Ons eerste
Ons enigste dogter
Ons kamp nou hier waar ons circa 1963 ook gekamp het. Hier het sy en haar Ma nog op die strand baljaar. Die herinneringe is so duidelik asof dit gister was. Daardie plomp liggaampie wat ons twee Pa en Ma gemaak en genoem het.
Later ‘n liefdevolle Ousus vir haar twee broers. Een wie sy deur moeilke tye moes help groot maak. Somtyds moeilike skooljare het haar nie verhoed om vir ons baie vreugde en ondersteuning te gee nie.
Haar lewe, veral die laaste paar jaar op Ngodwana, was vir haar ook geen paradys nie maar ondanks die baie probleme het sy daarin geslaag om haar twee pragtige kinders ‘n behoorlike opvoeding te gee.
Haar kleinkinders het sy voor gelewe en sy kon nie wag vir haar aftree jare om meer tyd by en met hulle te kan spandeer nie. Menige gesprekke het gevolg om te beplan hoe daardie jare geniet gaan word.
Helaas was dit nie vir haar beskore nie. Haar laaste dae was vir haar baie moeilik en ons almal glo dat sy uiteindelik nou daar is waar sy kan rus en ontslae kan wees van al haar vele probleme.
Rus goed Miek . . . .ons kom.
Dearest Mick,
Thank you for the years we spent together, and giving us the most wonderful children one could wish for.
Your kindness loyalty and love touched a lot more than you will ever perceive. You fought a brave fight right to the end. Many will miss you for a while until we are reunited, because this is not goodbye, but good night until we meet again in the morning in the lords kingdom.
Love Mark
Today is a party, not a funeral. Nanna always said we must throw a party on the day that she dies.
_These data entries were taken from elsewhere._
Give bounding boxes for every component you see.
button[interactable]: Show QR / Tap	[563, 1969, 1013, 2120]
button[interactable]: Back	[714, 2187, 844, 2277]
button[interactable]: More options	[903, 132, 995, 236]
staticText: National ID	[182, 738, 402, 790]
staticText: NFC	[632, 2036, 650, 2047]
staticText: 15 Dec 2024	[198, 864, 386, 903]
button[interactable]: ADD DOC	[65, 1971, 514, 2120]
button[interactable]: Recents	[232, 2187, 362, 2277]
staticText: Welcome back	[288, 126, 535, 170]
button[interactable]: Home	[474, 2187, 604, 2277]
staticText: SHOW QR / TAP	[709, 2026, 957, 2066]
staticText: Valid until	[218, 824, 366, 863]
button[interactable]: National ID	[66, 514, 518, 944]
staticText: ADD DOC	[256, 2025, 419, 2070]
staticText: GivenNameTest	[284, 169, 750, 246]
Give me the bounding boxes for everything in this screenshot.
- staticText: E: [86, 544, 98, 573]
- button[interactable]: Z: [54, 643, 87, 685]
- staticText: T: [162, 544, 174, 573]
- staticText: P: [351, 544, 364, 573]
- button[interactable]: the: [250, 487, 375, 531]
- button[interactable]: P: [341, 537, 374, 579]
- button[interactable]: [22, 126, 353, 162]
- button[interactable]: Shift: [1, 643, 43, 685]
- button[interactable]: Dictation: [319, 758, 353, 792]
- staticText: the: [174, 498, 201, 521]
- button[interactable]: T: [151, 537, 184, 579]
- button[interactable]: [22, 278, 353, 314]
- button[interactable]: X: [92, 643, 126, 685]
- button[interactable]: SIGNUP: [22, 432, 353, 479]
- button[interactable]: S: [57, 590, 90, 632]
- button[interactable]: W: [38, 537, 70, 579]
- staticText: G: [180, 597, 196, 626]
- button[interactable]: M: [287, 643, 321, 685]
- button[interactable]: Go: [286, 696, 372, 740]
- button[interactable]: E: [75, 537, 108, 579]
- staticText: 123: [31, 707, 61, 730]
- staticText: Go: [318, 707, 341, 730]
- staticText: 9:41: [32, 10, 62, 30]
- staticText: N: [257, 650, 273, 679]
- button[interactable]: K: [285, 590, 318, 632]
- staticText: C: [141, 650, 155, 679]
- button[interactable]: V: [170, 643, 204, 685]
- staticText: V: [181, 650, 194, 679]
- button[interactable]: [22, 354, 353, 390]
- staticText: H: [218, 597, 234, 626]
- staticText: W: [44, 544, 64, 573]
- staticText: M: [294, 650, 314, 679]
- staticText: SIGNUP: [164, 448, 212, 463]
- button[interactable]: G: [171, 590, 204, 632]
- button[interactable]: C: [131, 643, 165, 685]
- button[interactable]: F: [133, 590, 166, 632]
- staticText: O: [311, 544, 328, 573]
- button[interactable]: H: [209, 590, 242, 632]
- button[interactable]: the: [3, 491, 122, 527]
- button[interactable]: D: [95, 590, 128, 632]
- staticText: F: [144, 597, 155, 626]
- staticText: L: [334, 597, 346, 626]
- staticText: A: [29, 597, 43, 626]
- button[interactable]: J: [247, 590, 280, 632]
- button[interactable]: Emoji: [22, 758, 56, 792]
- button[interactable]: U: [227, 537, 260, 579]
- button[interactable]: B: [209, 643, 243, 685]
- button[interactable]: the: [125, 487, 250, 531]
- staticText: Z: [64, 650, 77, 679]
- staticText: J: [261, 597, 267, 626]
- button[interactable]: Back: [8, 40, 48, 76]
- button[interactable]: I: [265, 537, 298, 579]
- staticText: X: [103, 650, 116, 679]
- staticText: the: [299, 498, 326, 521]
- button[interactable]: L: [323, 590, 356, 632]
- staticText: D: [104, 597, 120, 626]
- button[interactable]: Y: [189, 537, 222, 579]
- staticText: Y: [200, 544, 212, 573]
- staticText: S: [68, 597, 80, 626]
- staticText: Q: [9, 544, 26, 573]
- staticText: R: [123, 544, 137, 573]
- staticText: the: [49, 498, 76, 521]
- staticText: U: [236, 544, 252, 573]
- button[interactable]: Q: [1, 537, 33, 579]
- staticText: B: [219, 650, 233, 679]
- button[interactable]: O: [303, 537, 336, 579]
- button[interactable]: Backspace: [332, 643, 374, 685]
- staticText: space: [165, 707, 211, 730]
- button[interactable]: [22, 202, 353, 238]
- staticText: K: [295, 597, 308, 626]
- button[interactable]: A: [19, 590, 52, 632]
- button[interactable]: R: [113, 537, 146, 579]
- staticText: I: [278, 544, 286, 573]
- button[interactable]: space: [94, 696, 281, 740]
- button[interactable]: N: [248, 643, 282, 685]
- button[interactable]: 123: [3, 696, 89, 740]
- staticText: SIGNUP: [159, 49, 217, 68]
When you think of Nanna, think of her amazing heart, and when we all miss her, just remember she is in your heart forever.
I am sure that seeing all the broken hearts makes Mom sad because all you ever wanted was for people to be happy, but I hope Mom also sees just how much you were loved. Life has not always been easy and Mom faced many battles that would have broken the strongest people. Sometimes it did break you but you always came out the other side and kept going. Through everything Mom always put everyone ahead of yourself. When I think about Mom I see an incredible, strong person that I am very proud of. I am forever grateful for the amazing Daughter that Mom raised and for welcoming me as your son. You loved me, you welcomed me into your family. Giving was Mom’s thing. You loved giving and gave so much to so many people even when you did not have to give, you still gave. You were an amazing Mother and Nanna and we all will miss you dearly. My prayer for you Mom is that you are at peace. That God has taken away all your pain and that Mom can just be Mom. I know you are with God now and I pray that when you see all the pain that people are feeling after losing you, that it does not make you sad but that for once you put yourself first and see it as “You were loved, and you will always be remembered and be a part of our lives”. We were blessed to have you Mom, we thank God for the time we had with Mom.
Ai Mommy, it wasn’t supposed to end like this. Never again will I get my morning message. Never again will I be able to send you a photo of Chante and Caylee, sharing their achievements, or my macramé and woodwork, to hear the phone ring and your voice saying “Wow my baby, that’s awesome!”
Never again. I am shattered. You left too soon.
There are no words to describe how grateful I am for the amazing Mom, and Nanna you were. You always gave of yourself, no matter how little you had. You unfailingly loved more passionately than is conceivable.
Thank you, mommy, for always being there to listen, no matter how low you felt. Thank you for loving Greg, and Chante, and Caylee, with all of your heart. I am so proud that they got the chance to know you, and to love you.
Through all your hard times, your loneliness, your struggles and heartache, your dark places, you always came out showing us what true strength and courage is.
Looking through all the photos, you were there for everything. Thank you, Mom.
I am so proud to call you, My Mom.
I pray that you are indeed doing all the cartwheels and handstands that Caylee says you can now do in heaven. I pray that you are at peace, that your soul now smiles, that you look down, and realise just how truly special you are. I pray that one day, we can have the party that Chante says Nanna said, we should have, and celebrate you.
Thank you for Always being there for me, mommy.
I will Miss you, every day for the rest of my life. I know that God has you safe in His arms. That you have taken your place in Heaven.
How blessed we are that saying goodbye to you, is so incredibly hard.